Efeknya, motor akan terasa ngempos dan brebet baik di RPM rendah, mengang atau saat digeber.

Baca pula : Motor ngempos pas digas, ternyata ini penyebabnya

Solusinya, anda perlu melakukan overhoule karburator. Proses overhoule ini akan membersihkan seluruh saluran karburator dari mulai selang masuk hingga saluran main jet..

Namun apabila langkah overhoule terlalu berat, anda bisa menggunakan cara lain. Yakni dengan membuka selang udara yang menuju karburator lalu tutup bagian karburator menggunakan tangan.

Setelah itu anda bisa start mesin atau menggunakan kick starter hingga beberapa kali sambil tangan tetap menutup karburator. Langkah ini akan memaksa semua kotoran dari main jet keluar akibat hisapan piston.

4. Bensin bocor dari karburator

Bensin bocor bisa diartikan sebagai bensin yang keluar dari salurannya entah masih dalam selang atau saat sudah sampai di karburator.

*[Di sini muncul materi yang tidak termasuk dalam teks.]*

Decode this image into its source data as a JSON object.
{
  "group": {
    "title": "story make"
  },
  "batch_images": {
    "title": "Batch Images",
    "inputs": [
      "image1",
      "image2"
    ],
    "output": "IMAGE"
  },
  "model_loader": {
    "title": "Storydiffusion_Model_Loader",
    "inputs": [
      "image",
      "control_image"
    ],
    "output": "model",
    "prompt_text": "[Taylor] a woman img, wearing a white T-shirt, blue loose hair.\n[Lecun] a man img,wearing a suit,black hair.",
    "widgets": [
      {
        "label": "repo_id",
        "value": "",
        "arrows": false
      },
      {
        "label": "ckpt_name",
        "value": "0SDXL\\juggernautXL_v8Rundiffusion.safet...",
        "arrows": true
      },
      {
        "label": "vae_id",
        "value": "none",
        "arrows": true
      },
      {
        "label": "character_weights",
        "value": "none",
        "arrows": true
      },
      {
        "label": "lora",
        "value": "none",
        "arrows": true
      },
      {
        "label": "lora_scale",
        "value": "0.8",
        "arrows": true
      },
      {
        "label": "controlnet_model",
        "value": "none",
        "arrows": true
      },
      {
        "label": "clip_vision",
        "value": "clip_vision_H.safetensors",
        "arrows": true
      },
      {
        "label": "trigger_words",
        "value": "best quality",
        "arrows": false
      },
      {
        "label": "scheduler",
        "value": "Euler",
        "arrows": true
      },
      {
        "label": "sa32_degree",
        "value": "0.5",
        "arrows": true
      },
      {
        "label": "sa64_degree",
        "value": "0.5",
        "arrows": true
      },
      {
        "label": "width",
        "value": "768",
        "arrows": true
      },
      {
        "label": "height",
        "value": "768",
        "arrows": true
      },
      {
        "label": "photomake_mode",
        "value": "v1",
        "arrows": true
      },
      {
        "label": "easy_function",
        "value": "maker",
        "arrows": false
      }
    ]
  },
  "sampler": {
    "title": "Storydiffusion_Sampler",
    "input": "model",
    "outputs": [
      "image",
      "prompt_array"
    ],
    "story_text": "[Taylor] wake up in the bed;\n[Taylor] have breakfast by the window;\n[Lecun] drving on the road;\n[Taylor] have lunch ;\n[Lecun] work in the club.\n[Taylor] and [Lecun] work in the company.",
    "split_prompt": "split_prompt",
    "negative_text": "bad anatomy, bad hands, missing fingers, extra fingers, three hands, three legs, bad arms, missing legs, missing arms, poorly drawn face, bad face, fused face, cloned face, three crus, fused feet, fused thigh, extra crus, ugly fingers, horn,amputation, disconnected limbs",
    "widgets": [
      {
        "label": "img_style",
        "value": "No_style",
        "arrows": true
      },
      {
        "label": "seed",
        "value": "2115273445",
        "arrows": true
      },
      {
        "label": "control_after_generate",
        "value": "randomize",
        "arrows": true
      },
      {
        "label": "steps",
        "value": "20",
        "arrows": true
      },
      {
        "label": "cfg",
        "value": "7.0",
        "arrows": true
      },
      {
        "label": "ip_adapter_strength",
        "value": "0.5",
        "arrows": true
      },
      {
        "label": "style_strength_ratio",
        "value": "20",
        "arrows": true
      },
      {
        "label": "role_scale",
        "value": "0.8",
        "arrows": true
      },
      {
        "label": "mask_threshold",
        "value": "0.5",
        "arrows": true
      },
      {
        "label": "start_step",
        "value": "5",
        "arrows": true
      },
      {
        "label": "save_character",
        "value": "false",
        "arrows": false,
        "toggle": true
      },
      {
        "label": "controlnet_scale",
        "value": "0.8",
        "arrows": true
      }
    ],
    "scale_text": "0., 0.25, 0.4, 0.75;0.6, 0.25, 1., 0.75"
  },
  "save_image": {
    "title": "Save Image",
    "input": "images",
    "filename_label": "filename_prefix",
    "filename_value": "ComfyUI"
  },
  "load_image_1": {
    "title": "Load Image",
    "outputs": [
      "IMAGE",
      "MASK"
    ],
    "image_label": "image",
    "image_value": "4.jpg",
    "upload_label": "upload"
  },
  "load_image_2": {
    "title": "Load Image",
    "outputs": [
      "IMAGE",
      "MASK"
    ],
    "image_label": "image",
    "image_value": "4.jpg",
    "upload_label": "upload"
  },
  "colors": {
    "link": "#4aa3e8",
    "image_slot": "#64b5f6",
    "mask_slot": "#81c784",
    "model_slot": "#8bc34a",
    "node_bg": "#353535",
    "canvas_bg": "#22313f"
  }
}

Karburator letaknya dibawah tanki sehingga bensin sangat berpotensi bocor akibat tekanan bensin dari bagian tanki. Namun, konstruksi karburator itu dibuat agar bensin tidak mengalami kebocoran.

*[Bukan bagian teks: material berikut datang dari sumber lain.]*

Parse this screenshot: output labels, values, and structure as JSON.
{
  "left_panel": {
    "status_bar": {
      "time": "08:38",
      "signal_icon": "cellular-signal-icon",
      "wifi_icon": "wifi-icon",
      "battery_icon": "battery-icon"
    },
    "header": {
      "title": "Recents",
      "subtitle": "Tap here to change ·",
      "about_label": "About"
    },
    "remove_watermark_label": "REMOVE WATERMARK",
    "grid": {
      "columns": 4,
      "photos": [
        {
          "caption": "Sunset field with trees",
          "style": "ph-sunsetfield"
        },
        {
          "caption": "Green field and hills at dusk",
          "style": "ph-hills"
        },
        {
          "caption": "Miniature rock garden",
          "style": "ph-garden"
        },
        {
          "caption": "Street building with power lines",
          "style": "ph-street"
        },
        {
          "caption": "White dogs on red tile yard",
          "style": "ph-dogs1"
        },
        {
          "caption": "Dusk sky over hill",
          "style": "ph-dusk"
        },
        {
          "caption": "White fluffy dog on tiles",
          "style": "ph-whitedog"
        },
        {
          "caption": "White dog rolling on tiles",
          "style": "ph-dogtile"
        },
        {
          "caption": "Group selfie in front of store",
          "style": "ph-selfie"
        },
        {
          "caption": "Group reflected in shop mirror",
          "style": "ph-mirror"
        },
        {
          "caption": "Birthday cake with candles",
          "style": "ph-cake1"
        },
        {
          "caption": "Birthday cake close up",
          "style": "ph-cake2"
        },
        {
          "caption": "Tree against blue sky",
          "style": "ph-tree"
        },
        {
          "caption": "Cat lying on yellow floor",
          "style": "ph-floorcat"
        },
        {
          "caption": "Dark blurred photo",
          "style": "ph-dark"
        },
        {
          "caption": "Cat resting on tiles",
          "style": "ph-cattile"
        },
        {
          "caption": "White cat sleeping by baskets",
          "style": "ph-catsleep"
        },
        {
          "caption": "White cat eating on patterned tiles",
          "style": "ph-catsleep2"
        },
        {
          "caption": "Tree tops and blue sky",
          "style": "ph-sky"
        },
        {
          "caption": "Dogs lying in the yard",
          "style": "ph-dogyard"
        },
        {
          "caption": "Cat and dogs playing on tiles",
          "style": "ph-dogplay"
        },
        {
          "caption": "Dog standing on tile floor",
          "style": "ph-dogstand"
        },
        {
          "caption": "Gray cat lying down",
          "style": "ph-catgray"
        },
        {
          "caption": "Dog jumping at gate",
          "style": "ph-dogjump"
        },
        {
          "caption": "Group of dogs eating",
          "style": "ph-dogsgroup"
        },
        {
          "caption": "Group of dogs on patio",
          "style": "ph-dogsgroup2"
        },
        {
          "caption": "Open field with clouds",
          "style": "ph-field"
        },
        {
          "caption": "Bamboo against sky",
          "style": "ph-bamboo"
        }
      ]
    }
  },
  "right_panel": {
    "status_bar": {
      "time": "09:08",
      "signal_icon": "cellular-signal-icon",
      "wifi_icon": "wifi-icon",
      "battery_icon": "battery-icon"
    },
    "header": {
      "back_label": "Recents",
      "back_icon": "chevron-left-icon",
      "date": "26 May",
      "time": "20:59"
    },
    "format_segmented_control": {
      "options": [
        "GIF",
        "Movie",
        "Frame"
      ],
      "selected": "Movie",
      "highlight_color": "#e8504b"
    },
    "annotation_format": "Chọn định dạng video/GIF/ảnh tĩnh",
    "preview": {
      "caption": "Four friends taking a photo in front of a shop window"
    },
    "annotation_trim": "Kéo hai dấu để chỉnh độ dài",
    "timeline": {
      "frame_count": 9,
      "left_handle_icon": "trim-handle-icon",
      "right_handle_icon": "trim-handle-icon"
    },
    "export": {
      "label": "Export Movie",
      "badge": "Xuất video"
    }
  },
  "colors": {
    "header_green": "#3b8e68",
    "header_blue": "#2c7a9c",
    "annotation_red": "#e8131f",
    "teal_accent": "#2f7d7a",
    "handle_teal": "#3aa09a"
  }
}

Itu karena, didalam karburator ada sistem pelampung yang akan menutup saluran bensin secara otomatis saat ruang pelampung sudah terisi penuh dengan bensin. Dengan demikian, kebocoran tidak terjadi.

Saat pelampung ini lemah, maka kejadian bensin bocor tersebut akan terjadi. Bensin akan meluber dari bagian sambungan selang.

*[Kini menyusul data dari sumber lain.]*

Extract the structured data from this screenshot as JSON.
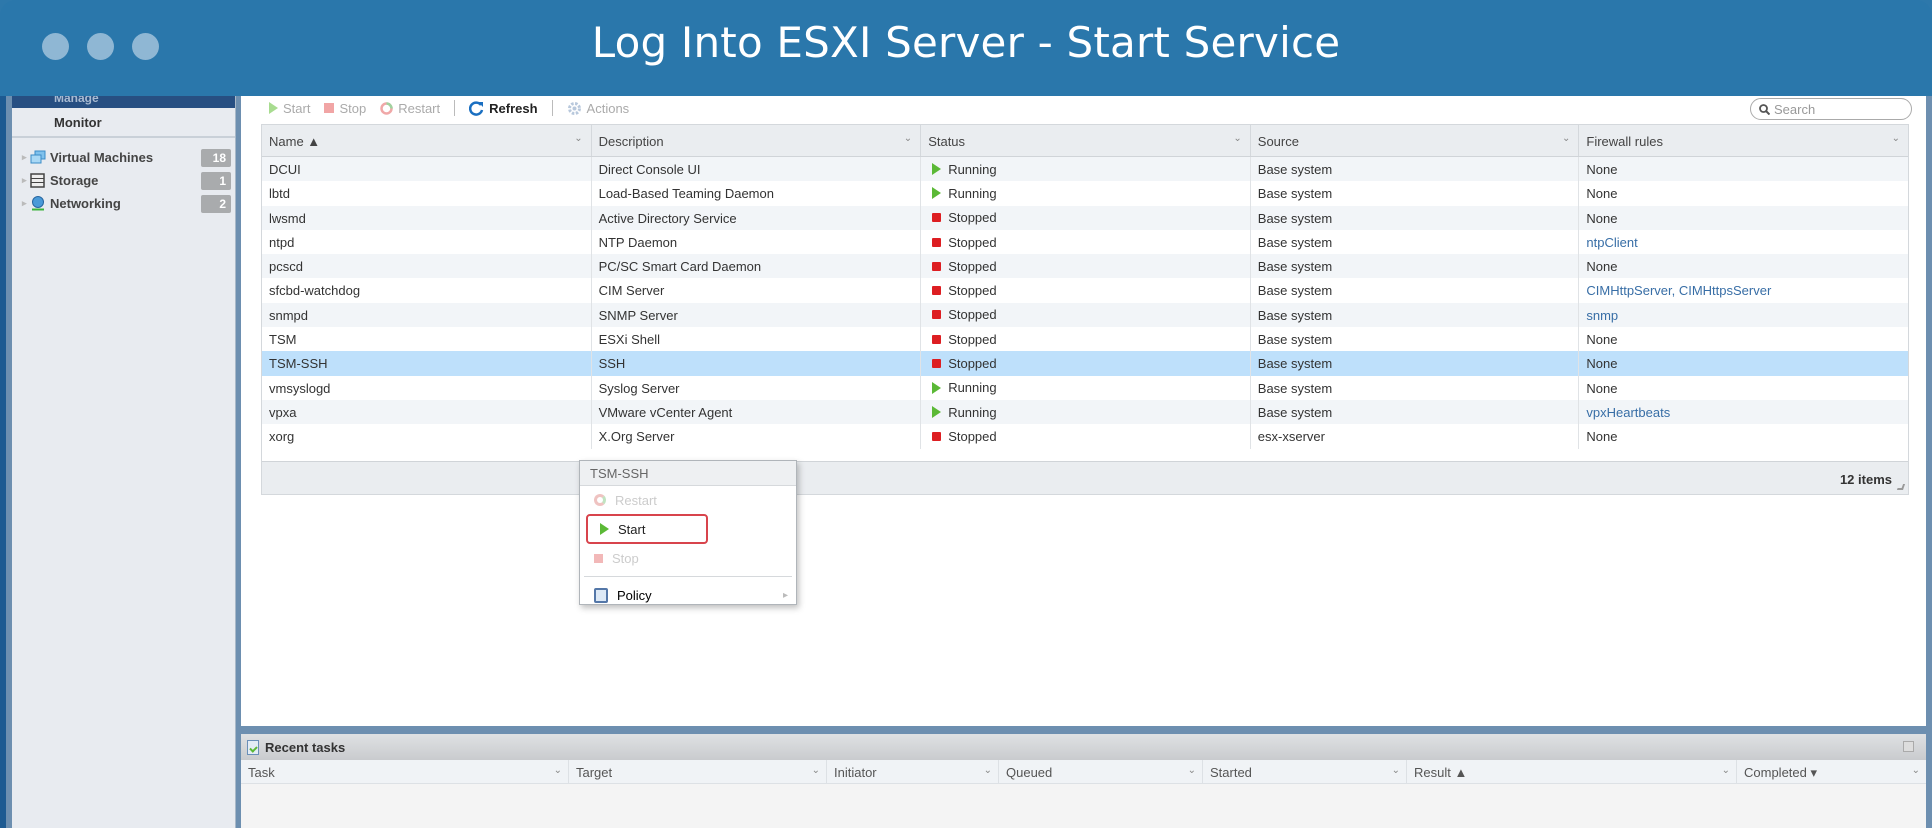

Apabila anda menemukan rembesan atau tetesan bensin dari karburator, maka segera matikan mesin dan cek apakah yang bocor itu selang atau kebocoran tersebut ada didalam karburator, kalau ternyata selang baik-baik saja maka anda perlu melakukan pembongkaran karburator.

5. Akibat modifikasi karburator


Selain 4 hal diatas, kerusakan yang sering terjadi pada karburator lainnya ada akibat dari modifikasi yang kurang tepat.

Biasanya, untuk menambah daya gedor motor, pemilik motor akan mengganti beberapa komponen didalam karburator seperti berikut ;
  • Main jet
  • Jarum skep
  • Lebar venturi

Namun, penggantian tiga komponen diatas dengan ukuran berbeda akan menimbulkan masalah lain. Misal apabila kita mengganti Main jet dengan ukuran lebih besar, maka imbasnya bensin menjadi boros serta berpotensi menimbulkan asap hitam.

Sehingga, apabila motor anda merupakan motor harian maka jangan memodifikasi bagian mesin terlalu ekstrem. Karena meski daya gedor motor meningkat, namun masa pakai komponen menjadi lebih singkat. Sehingga, kalau dihitung-hitung anda akan mengorbankan banyak biaya nantinya.

Demikian tips hari ini mengenai kerusakan sering pada karburator. Semoga bisa menambah wawasan kita semua.